Data Assimilation and Control: Theory and Applications in Life Sciences

The understanding of complex systems is a key element to control the system's dynamics. To gain deeper insights into the underlying actions of complex systems, typically observations are analyzed what allows to derive corresponding models. These days more and more data of diverse types are available that mirror the systems dynamics, whereas system models are still hard to derive. This difficulty results from, inter alia, the system's complexity and from the diversity of gathered data. Consequently, developing and establishing techniques that permit to gain models well-adapted to observed data is a long-standing dream of every scientific field. This holds especially true in life sciences. Corresponding systems exhibit a dramatic range of diverse dynamics on different spatial and temporal scales, which are captured today by various observation technologies all reflecting different aspects of the system's dynamics. Conversely, typical corresponding models are quite too abstract and unrealistic to be able to explain most of the diverse data.

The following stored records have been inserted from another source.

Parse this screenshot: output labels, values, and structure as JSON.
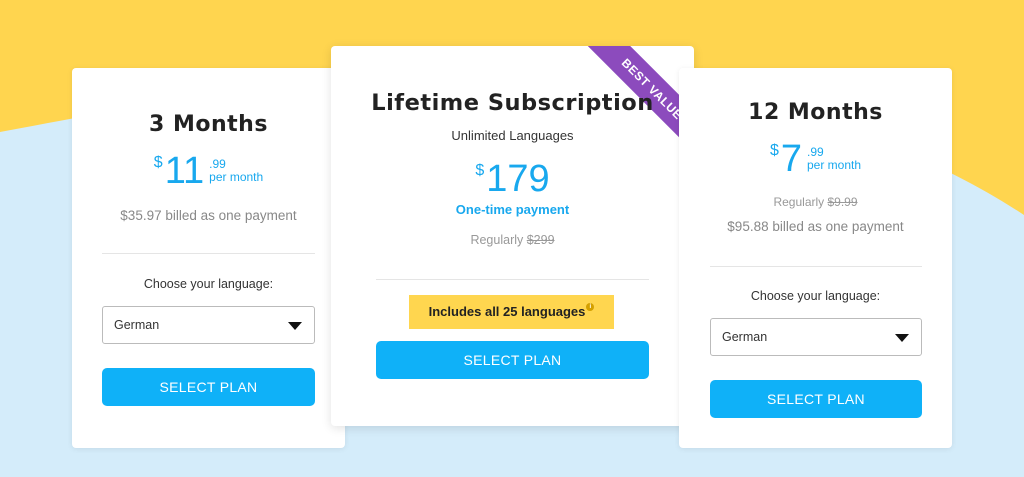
{
  "plans": {
    "three_months": {
      "title": "3 Months",
      "currency": "$",
      "price_whole": "11",
      "price_cents": ".99",
      "per": "per month",
      "billed": "$35.97 billed as one payment",
      "choose_label": "Choose your language:",
      "language": "German",
      "button": "SELECT PLAN"
    },
    "lifetime": {
      "title": "Lifetime Subscription",
      "subtitle": "Unlimited Languages",
      "currency": "$",
      "price_whole": "179",
      "payment_type": "One-time payment",
      "regular_label": "Regularly ",
      "regular_price": "$299",
      "includes": "Includes all 25 languages",
      "info_glyph": "i",
      "ribbon": "BEST VALUE",
      "button": "SELECT PLAN"
    },
    "twelve_months": {
      "title": "12 Months",
      "currency": "$",
      "price_whole": "7",
      "price_cents": ".99",
      "per": "per month",
      "regular_label": "Regularly ",
      "regular_price": "$9.99",
      "billed": "$95.88 billed as one payment",
      "choose_label": "Choose your language:",
      "language": "German",
      "button": "SELECT PLAN"
    }
  },
  "colors": {
    "accent_blue": "#0fb1f8",
    "price_blue": "#18a8ee",
    "ribbon_purple": "#8c4bbd",
    "highlight_yellow": "#ffd64f",
    "background_yellow": "#ffd54f",
    "background_blue": "#d4ecfa"
  }
}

To this end, data assimilation and control theory provide important techniques to match diverse experimental data with an underlying model. The techniques yield an optimal combination of observations and model to achieve a certain goal. This goal may represent optimal fitting of model parameters, providing optimal forecast estimations or control of the system's dynamics to make the system perform a specific task. Besides the classic applications in meteorology and robot control, in recent years an increasing number of applications have been found in life sciences, such as neuroscience, biology, biochemistry or medicine.

The present Research Topic aims to bring together both recent theoretical work in data assimilation and control and applications in life sciences. This collection will reflect the state-of-the-art in current research in data assimilation and control in, originally, distinct research domains. Examples of theoretical topics (as an unconstrained open list) are Kalman filters, variational assimilation techniques, regression techniques, stochastic optimization techniques, adaptive, optimal and stochastic control. Applications may range from the parameter estimation in genetic regulatory networks over forecasts of cardio-vascular activity to control of human limb movements.